Left in the U.K. is divided on EU membership

A measure of this dissonance was in evidence on Saturday as speakers took to the stage to argue their case in separate meetings in London.

May 29, 2016 12:05 am | Updated November 17, 2021 05:04 am IST - LONDON:

Yanis Varoufakis in London on Saturday.

Yanis Varoufakis in London on Saturday.

Britain’s Left and trade union movement are deeply divided on the question of the country’s membership of the European Union (EU). A measure of this dissonance was in evidence on Saturday as speakers took to the stage to argue their case in separate meetings in London.

The two sides appeared as politically distant from each other in the referendum debate as they are with the positions of the official ‘Remain’ and ‘Leave’ campaigns.
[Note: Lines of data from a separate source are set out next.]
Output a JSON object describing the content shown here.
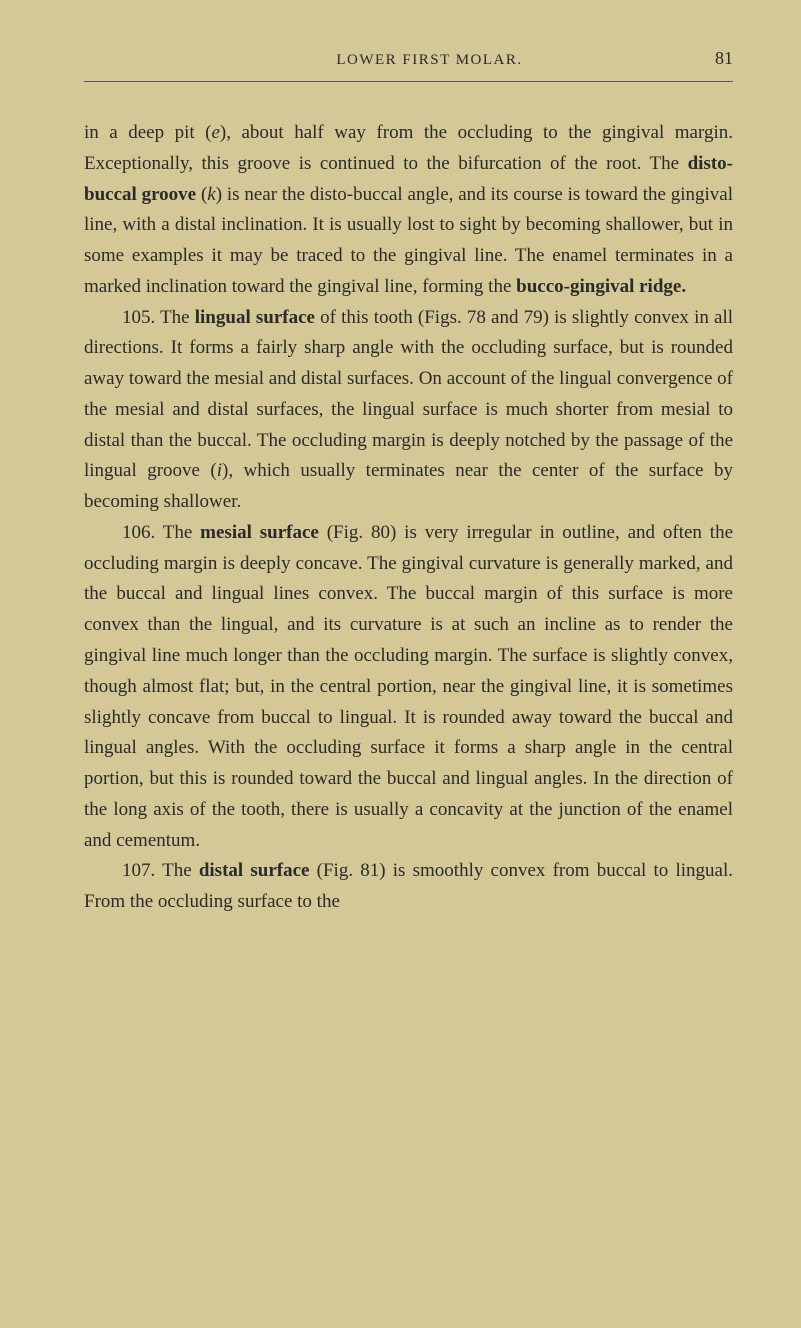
{
  "header": {
    "title": "LOWER FIRST MOLAR.",
    "page_number": "81"
  },
  "paragraphs": {
    "p0_pre": "in a deep pit (",
    "p0_e": "e",
    "p0_mid1": "), about half way from the occluding to the gingival margin. Exceptionally, this groove is continued to the bifurcation of the root. The ",
    "p0_bold1": "disto-buccal groove",
    "p0_mid2": " (",
    "p0_k": "k",
    "p0_mid3": ") is near the disto-buccal angle, and its course is toward the gingival line, with a distal inclination. It is usually lost to sight by becoming shallower, but in some examples it may be traced to the gingival line. The enamel terminates in a marked inclination toward the gingival line, forming the ",
    "p0_bold2": "bucco-gingival ridge.",
    "p1_pre": "105. The ",
    "p1_bold": "lingual surface",
    "p1_rest": " of this tooth (Figs. 78 and 79) is slightly convex in all directions. It forms a fairly sharp angle with the occluding surface, but is rounded away toward the mesial and distal surfaces. On account of the lingual convergence of the mesial and distal surfaces, the lingual surface is much shorter from mesial to distal than the buccal. The occluding margin is deeply notched by the passage of the lingual groove (",
    "p1_i": "i",
    "p1_end": "), which usually terminates near the center of the surface by becoming shallower.",
    "p2_pre": "106. The ",
    "p2_bold": "mesial surface",
    "p2_rest": " (Fig. 80) is very irregular in outline, and often the occluding margin is deeply concave. The gingival curvature is generally marked, and the buccal and lingual lines convex. The buccal margin of this surface is more convex than the lingual, and its curvature is at such an incline as to render the gingival line much longer than the occluding margin. The surface is slightly convex, though almost flat; but, in the central portion, near the gingival line, it is sometimes slightly concave from buccal to lingual. It is rounded away toward the buccal and lingual angles. With the occluding surface it forms a sharp angle in the central portion, but this is rounded toward the buccal and lingual angles. In the direction of the long axis of the tooth, there is usually a concavity at the junction of the enamel and cementum.",
    "p3_pre": "107. The ",
    "p3_bold": "distal surface",
    "p3_rest": " (Fig. 81) is smoothly convex from buccal to lingual. From the occluding surface to the"
  },
  "style": {
    "background_color": "#d4c896",
    "text_color": "#2a2a2a",
    "body_font_size": 19,
    "header_font_size": 15,
    "page_number_font_size": 18,
    "line_height": 1.62,
    "divider_color": "#555"
  }
}
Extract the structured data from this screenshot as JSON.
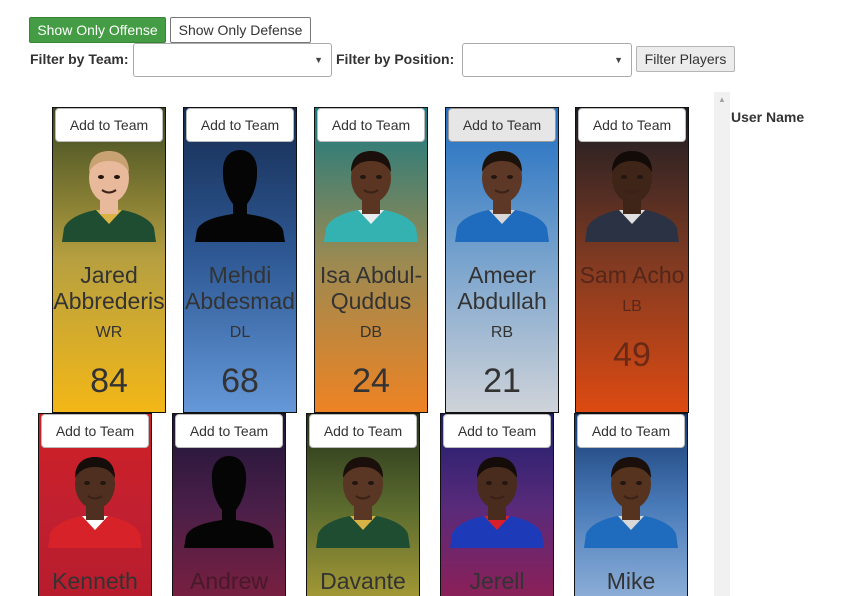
{
  "controls": {
    "offense_label": "Show Only Offense",
    "defense_label": "Show Only Defense",
    "team_filter_label": "Filter by Team:",
    "position_filter_label": "Filter by Position:",
    "filter_button_label": "Filter Players"
  },
  "sidebar": {
    "user_name_label": "User Name"
  },
  "add_label": "Add to Team",
  "players": [
    {
      "first": "Jared",
      "last": "Abbrederis",
      "pos": "WR",
      "num": "84",
      "silhouette": false,
      "skin": "#e8b99a",
      "hair": "#c8a272",
      "jersey": "#1f4d32",
      "collar": "#d9b343",
      "bg": [
        "#3c4a22",
        "#b7a040",
        "#f3b717"
      ]
    },
    {
      "first": "Mehdi",
      "last": "Abdesmad",
      "pos": "DL",
      "num": "68",
      "silhouette": true,
      "skin": "#000",
      "hair": "#000",
      "jersey": "#000",
      "collar": "#000",
      "bg": [
        "#162c52",
        "#2f5a96",
        "#6598d8"
      ]
    },
    {
      "first": "Isa Abdul-",
      "last": "Quddus",
      "pos": "DB",
      "num": "24",
      "silhouette": false,
      "skin": "#5a3522",
      "hair": "#1a0f0a",
      "jersey": "#34b2b2",
      "collar": "#e8eef0",
      "bg": [
        "#197a82",
        "#9a8a52",
        "#ee8324"
      ]
    },
    {
      "first": "Ameer",
      "last": "Abdullah",
      "pos": "RB",
      "num": "21",
      "silhouette": false,
      "skin": "#5d3826",
      "hair": "#1c120c",
      "jersey": "#1f6bbd",
      "collar": "#d8d8d8",
      "bg": [
        "#1f6ec2",
        "#78a3cd",
        "#cfd3d9"
      ]
    },
    {
      "first": "Sam",
      "last": "Acho",
      "pos": "LB",
      "num": "49",
      "silhouette": false,
      "skin": "#3f2518",
      "hair": "#120b08",
      "jersey": "#2a3244",
      "collar": "#e0e0e0",
      "bg": [
        "#1a1d24",
        "#7f3a22",
        "#dd4a12"
      ]
    },
    {
      "first": "Kenneth",
      "last": "",
      "pos": "",
      "num": "",
      "silhouette": false,
      "skin": "#4f2f20",
      "hair": "#150d09",
      "jersey": "#d7222a",
      "collar": "#ffffff",
      "bg": [
        "#cf2024",
        "#c22030",
        "#b71c2c"
      ]
    },
    {
      "first": "Andrew",
      "last": "",
      "pos": "",
      "num": "",
      "silhouette": true,
      "skin": "#000",
      "hair": "#000",
      "jersey": "#000",
      "collar": "#000",
      "bg": [
        "#1d1538",
        "#4a1f48",
        "#7a1f40"
      ]
    },
    {
      "first": "Davante",
      "last": "",
      "pos": "",
      "num": "",
      "silhouette": false,
      "skin": "#5a3624",
      "hair": "#1a0f0a",
      "jersey": "#1f4d32",
      "collar": "#d9b343",
      "bg": [
        "#26331a",
        "#5b6b2e",
        "#a69a36"
      ]
    },
    {
      "first": "Jerell",
      "last": "",
      "pos": "",
      "num": "",
      "silhouette": false,
      "skin": "#4a2c1e",
      "hair": "#140c08",
      "jersey": "#1d3bb8",
      "collar": "#d81f2a",
      "bg": [
        "#1c1f6d",
        "#5a2a7a",
        "#8e1f56"
      ]
    },
    {
      "first": "Mike",
      "last": "",
      "pos": "",
      "num": "",
      "silhouette": false,
      "skin": "#55331f",
      "hair": "#1a0f0a",
      "jersey": "#1f6bbd",
      "collar": "#d8d8d8",
      "bg": [
        "#163a70",
        "#4a7cba",
        "#8fb0d8"
      ]
    }
  ]
}
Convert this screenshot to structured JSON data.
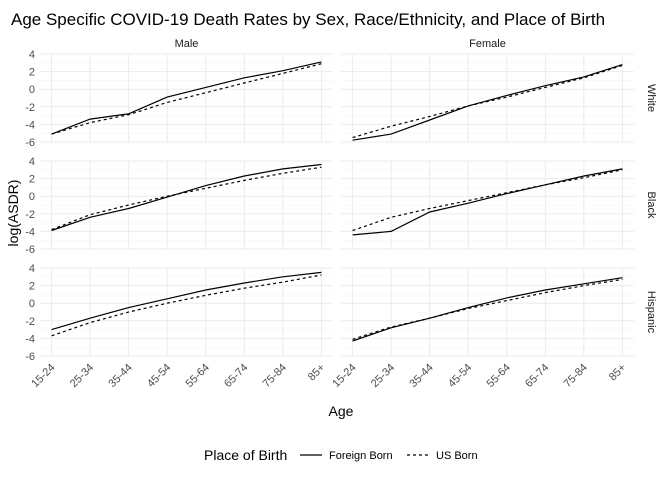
{
  "chart_data": {
    "type": "line",
    "title": "Age Specific COVID-19 Death Rates by Sex, Race/Ethnicity, and Place of Birth",
    "xlabel": "Age",
    "ylabel": "log(ASDR)",
    "categories": [
      "15-24",
      "25-34",
      "35-44",
      "45-54",
      "55-64",
      "65-74",
      "75-84",
      "85+"
    ],
    "ylim": [
      -6,
      4
    ],
    "yticks": [
      -6,
      -4,
      -2,
      0,
      2,
      4
    ],
    "ytick_labels": [
      "-6",
      "-4",
      "-2",
      "0",
      "2",
      "4"
    ],
    "grid": true,
    "col_facets": [
      "Male",
      "Female"
    ],
    "row_facets": [
      "White",
      "Black",
      "Hispanic"
    ],
    "legend": {
      "title": "Place of Birth",
      "position": "bottom",
      "entries": [
        {
          "label": "Foreign Born",
          "linetype": "solid"
        },
        {
          "label": "US Born",
          "linetype": "dashed"
        }
      ]
    },
    "panels": [
      {
        "row": "White",
        "col": "Male",
        "series": [
          {
            "name": "Foreign Born",
            "values": [
              -5.1,
              -3.4,
              -2.8,
              -0.9,
              0.2,
              1.3,
              2.1,
              3.1
            ]
          },
          {
            "name": "US Born",
            "values": [
              -5.1,
              -3.8,
              -2.9,
              -1.5,
              -0.4,
              0.7,
              1.8,
              2.9
            ]
          }
        ]
      },
      {
        "row": "White",
        "col": "Female",
        "series": [
          {
            "name": "Foreign Born",
            "values": [
              -5.8,
              -5.1,
              -3.5,
              -1.9,
              -0.7,
              0.4,
              1.4,
              2.8
            ]
          },
          {
            "name": "US Born",
            "values": [
              -5.5,
              -4.2,
              -3.1,
              -1.9,
              -0.9,
              0.2,
              1.3,
              2.7
            ]
          }
        ]
      },
      {
        "row": "Black",
        "col": "Male",
        "series": [
          {
            "name": "Foreign Born",
            "values": [
              -3.9,
              -2.4,
              -1.4,
              -0.1,
              1.2,
              2.3,
              3.1,
              3.6
            ]
          },
          {
            "name": "US Born",
            "values": [
              -3.8,
              -2.1,
              -1.0,
              0.0,
              0.9,
              1.8,
              2.6,
              3.3
            ]
          }
        ]
      },
      {
        "row": "Black",
        "col": "Female",
        "series": [
          {
            "name": "Foreign Born",
            "values": [
              -4.4,
              -4.0,
              -1.8,
              -0.8,
              0.3,
              1.3,
              2.3,
              3.1
            ]
          },
          {
            "name": "US Born",
            "values": [
              -3.9,
              -2.4,
              -1.4,
              -0.5,
              0.4,
              1.3,
              2.1,
              3.0
            ]
          }
        ]
      },
      {
        "row": "Hispanic",
        "col": "Male",
        "series": [
          {
            "name": "Foreign Born",
            "values": [
              -3.0,
              -1.7,
              -0.5,
              0.5,
              1.5,
              2.3,
              3.0,
              3.5
            ]
          },
          {
            "name": "US Born",
            "values": [
              -3.7,
              -2.2,
              -1.0,
              0.0,
              0.9,
              1.7,
              2.4,
              3.2
            ]
          }
        ]
      },
      {
        "row": "Hispanic",
        "col": "Female",
        "series": [
          {
            "name": "Foreign Born",
            "values": [
              -4.3,
              -2.8,
              -1.7,
              -0.5,
              0.6,
              1.5,
              2.2,
              2.9
            ]
          },
          {
            "name": "US Born",
            "values": [
              -4.1,
              -2.7,
              -1.7,
              -0.6,
              0.3,
              1.2,
              2.0,
              2.7
            ]
          }
        ]
      }
    ]
  }
}
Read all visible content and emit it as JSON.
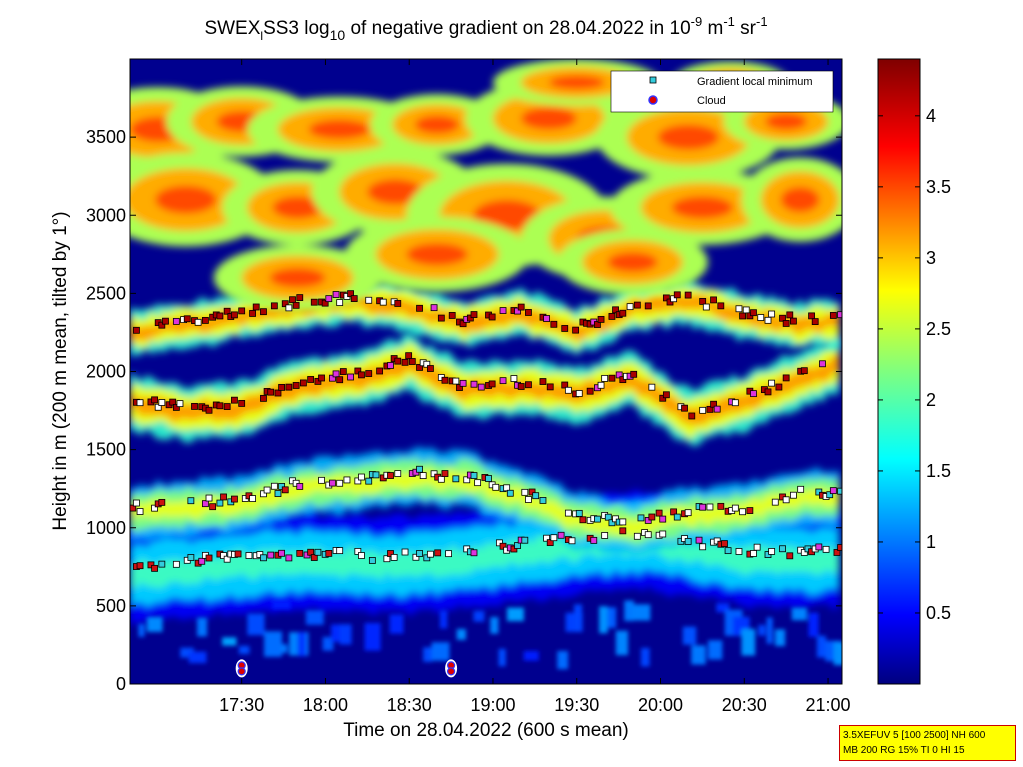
{
  "chart_data": {
    "type": "heatmap",
    "title": {
      "prefix": "SWEX",
      "sub": "l",
      "mid": "SS3 log",
      "sub2": "10",
      "rest": " of negative gradient on 28.04.2022 in 10",
      "sup1": "-9",
      "unit1": " m",
      "sup2": "-1",
      "unit2": " sr",
      "sup3": "-1"
    },
    "xlabel": "Time on 28.04.2022 (600 s mean)",
    "ylabel": "Height in m (200 m mean, tilted by 1°)",
    "xlim_minutes": [
      1010,
      1265
    ],
    "ylim": [
      0,
      4000
    ],
    "x_ticks": [
      {
        "label": "17:30",
        "minute": 1050
      },
      {
        "label": "18:00",
        "minute": 1080
      },
      {
        "label": "18:30",
        "minute": 1110
      },
      {
        "label": "19:00",
        "minute": 1140
      },
      {
        "label": "19:30",
        "minute": 1170
      },
      {
        "label": "20:00",
        "minute": 1200
      },
      {
        "label": "20:30",
        "minute": 1230
      },
      {
        "label": "21:00",
        "minute": 1260
      }
    ],
    "y_ticks": [
      {
        "label": "0",
        "value": 0
      },
      {
        "label": "500",
        "value": 500
      },
      {
        "label": "1000",
        "value": 1000
      },
      {
        "label": "1500",
        "value": 1500
      },
      {
        "label": "2000",
        "value": 2000
      },
      {
        "label": "2500",
        "value": 2500
      },
      {
        "label": "3000",
        "value": 3000
      },
      {
        "label": "3500",
        "value": 3500
      }
    ],
    "colorbar": {
      "range": [
        0,
        4.4
      ],
      "ticks": [
        {
          "label": "0.5",
          "value": 0.5
        },
        {
          "label": "1",
          "value": 1
        },
        {
          "label": "1.5",
          "value": 1.5
        },
        {
          "label": "2",
          "value": 2
        },
        {
          "label": "2.5",
          "value": 2.5
        },
        {
          "label": "3",
          "value": 3
        },
        {
          "label": "3.5",
          "value": 3.5
        },
        {
          "label": "4",
          "value": 4
        }
      ],
      "colormap": "jet"
    },
    "legend": {
      "placement": "top-right",
      "entries": [
        {
          "name": "Gradient local minimum",
          "marker": "square",
          "color": "#33ccdd"
        },
        {
          "name": "Cloud",
          "marker": "circle",
          "color": "#dd0000"
        }
      ]
    },
    "layers": [
      {
        "name": "low bright band",
        "kind": "band",
        "value": 1.4,
        "points": [
          [
            1010,
            700
          ],
          [
            1030,
            730
          ],
          [
            1050,
            760
          ],
          [
            1070,
            780
          ],
          [
            1090,
            770
          ],
          [
            1110,
            760
          ],
          [
            1130,
            790
          ],
          [
            1150,
            840
          ],
          [
            1170,
            880
          ],
          [
            1190,
            920
          ],
          [
            1210,
            870
          ],
          [
            1230,
            800
          ],
          [
            1250,
            790
          ],
          [
            1265,
            800
          ]
        ],
        "thickness": 360
      },
      {
        "name": "layer 1000-1400",
        "kind": "band",
        "value": 2.2,
        "points": [
          [
            1010,
            1100
          ],
          [
            1030,
            1120
          ],
          [
            1050,
            1150
          ],
          [
            1070,
            1250
          ],
          [
            1090,
            1280
          ],
          [
            1110,
            1320
          ],
          [
            1130,
            1300
          ],
          [
            1150,
            1200
          ],
          [
            1170,
            1050
          ],
          [
            1190,
            1000
          ],
          [
            1210,
            1080
          ],
          [
            1230,
            1100
          ],
          [
            1250,
            1200
          ],
          [
            1265,
            1180
          ]
        ],
        "thickness": 200
      },
      {
        "name": "layer 1600-2100",
        "kind": "band",
        "value": 2.7,
        "points": [
          [
            1010,
            1800
          ],
          [
            1030,
            1740
          ],
          [
            1050,
            1760
          ],
          [
            1070,
            1900
          ],
          [
            1090,
            1950
          ],
          [
            1110,
            2050
          ],
          [
            1130,
            1880
          ],
          [
            1150,
            1900
          ],
          [
            1170,
            1850
          ],
          [
            1190,
            1950
          ],
          [
            1210,
            1700
          ],
          [
            1230,
            1800
          ],
          [
            1250,
            1950
          ],
          [
            1265,
            2050
          ]
        ],
        "thickness": 200
      },
      {
        "name": "layer 2200-2500",
        "kind": "band",
        "value": 2.7,
        "points": [
          [
            1010,
            2250
          ],
          [
            1030,
            2300
          ],
          [
            1050,
            2350
          ],
          [
            1070,
            2420
          ],
          [
            1090,
            2450
          ],
          [
            1110,
            2400
          ],
          [
            1130,
            2300
          ],
          [
            1150,
            2380
          ],
          [
            1170,
            2250
          ],
          [
            1190,
            2400
          ],
          [
            1210,
            2450
          ],
          [
            1230,
            2350
          ],
          [
            1250,
            2300
          ],
          [
            1265,
            2320
          ]
        ],
        "thickness": 160
      },
      {
        "name": "upper patches",
        "kind": "patches",
        "value": 3.1,
        "blobs": [
          [
            1020,
            3550,
            20,
            180
          ],
          [
            1050,
            3600,
            18,
            150
          ],
          [
            1085,
            3550,
            22,
            140
          ],
          [
            1120,
            3580,
            16,
            130
          ],
          [
            1160,
            3620,
            20,
            160
          ],
          [
            1210,
            3500,
            22,
            180
          ],
          [
            1245,
            3600,
            15,
            120
          ],
          [
            1030,
            3100,
            22,
            200
          ],
          [
            1070,
            3050,
            18,
            160
          ],
          [
            1105,
            3150,
            20,
            180
          ],
          [
            1145,
            3000,
            24,
            220
          ],
          [
            1180,
            2850,
            20,
            180
          ],
          [
            1215,
            3050,
            22,
            160
          ],
          [
            1250,
            3100,
            14,
            180
          ],
          [
            1070,
            2600,
            20,
            140
          ],
          [
            1120,
            2750,
            22,
            160
          ],
          [
            1190,
            2700,
            18,
            140
          ],
          [
            1170,
            3850,
            20,
            100
          ],
          [
            1225,
            3850,
            14,
            90
          ]
        ]
      },
      {
        "name": "cloud markers",
        "kind": "clouds",
        "points": [
          [
            1050,
            100
          ],
          [
            1125,
            100
          ]
        ]
      }
    ]
  },
  "infobox": {
    "line1": "3.5XEFUV 5 [100 2500] NH 600",
    "line2": "MB 200 RG 15% TI 0 HI 15"
  }
}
Addressing a packed auditorium in central London, in a function organised by the pro-‘Remain’ platform ‘A Better Europe is Possible’, former Greek Finance Minister Yanis Varoufakis; Green Party Member of Parliament Caroline Lucas; Labour MP Clive Lewis; author and journalist Owen Jones and others spoke about the “radical internationalist case for Remain”.

‘Against polarisation’ “Unlike the two official ‘Remain’ and ‘Leave’ campaigns, we are not interested in polarising voters,” Mr. Varoufakis said.

“We stand united in our conviction that it is impossible for Britain to have a successful democracy outside the realm of a democratised European Union. However, it is impossible for the European Union to become democratised without a democratic Britain participating in the process,” he added

Taking issue with the two key arguments of the ‘Leave’ campaign, namely, that Britain should leave to defend its sovereignty, and that Britain should leave to control untrammelled immigration, Mr. Varoufakis said voting to leave would only benefit “a national ruling class” that will exercise sovereignty in an “utterly undemocratic” way.

On the ‘Leave’ campaign’s argument that immigration has overwhelmed British public services, he said: “Lest we forget, turning the native poor against migrant labour is a variant of the old divide and rule trick that the British establishment honed ages ago to dominate the empire. Today, the establishment uses the same trick to dominate the domestic labourer, to hide austerity’s effects, and to deflect anger towards the other, the migrant, the foreigner.”

‘Left for Exit’ campaign At another venue, a seminar entitled ‘Dangerous Times’, organised by the ‘Left for Exit’ campaign group, was in progress. Writer and intellectual Tariq Ali made the Left case for leaving the EU, which he described as a neoliberal institution whose charter does not allow any member state to act independently in protection of its national sovereign rights.

Countering the view of the EU being an “internationalist” body, Mr. Ali argued that a supra-national body comprising nation states does not make it internationalist. “Why should the Left express its internationalism through the EU?,” he asked.

With the Leave and Remain campaigns running close together in opinion polls, the odds are almost equal, with the Remain campaign gaining a small edge in recent weeks. “Either way, that is whether we stay or leave, we will see a weakened Tory party and a resurgent Tory right. For the British Left it may not make a massive difference if we leave or stay,” said Feyzi Ismail, an academic and organizer for Lexit.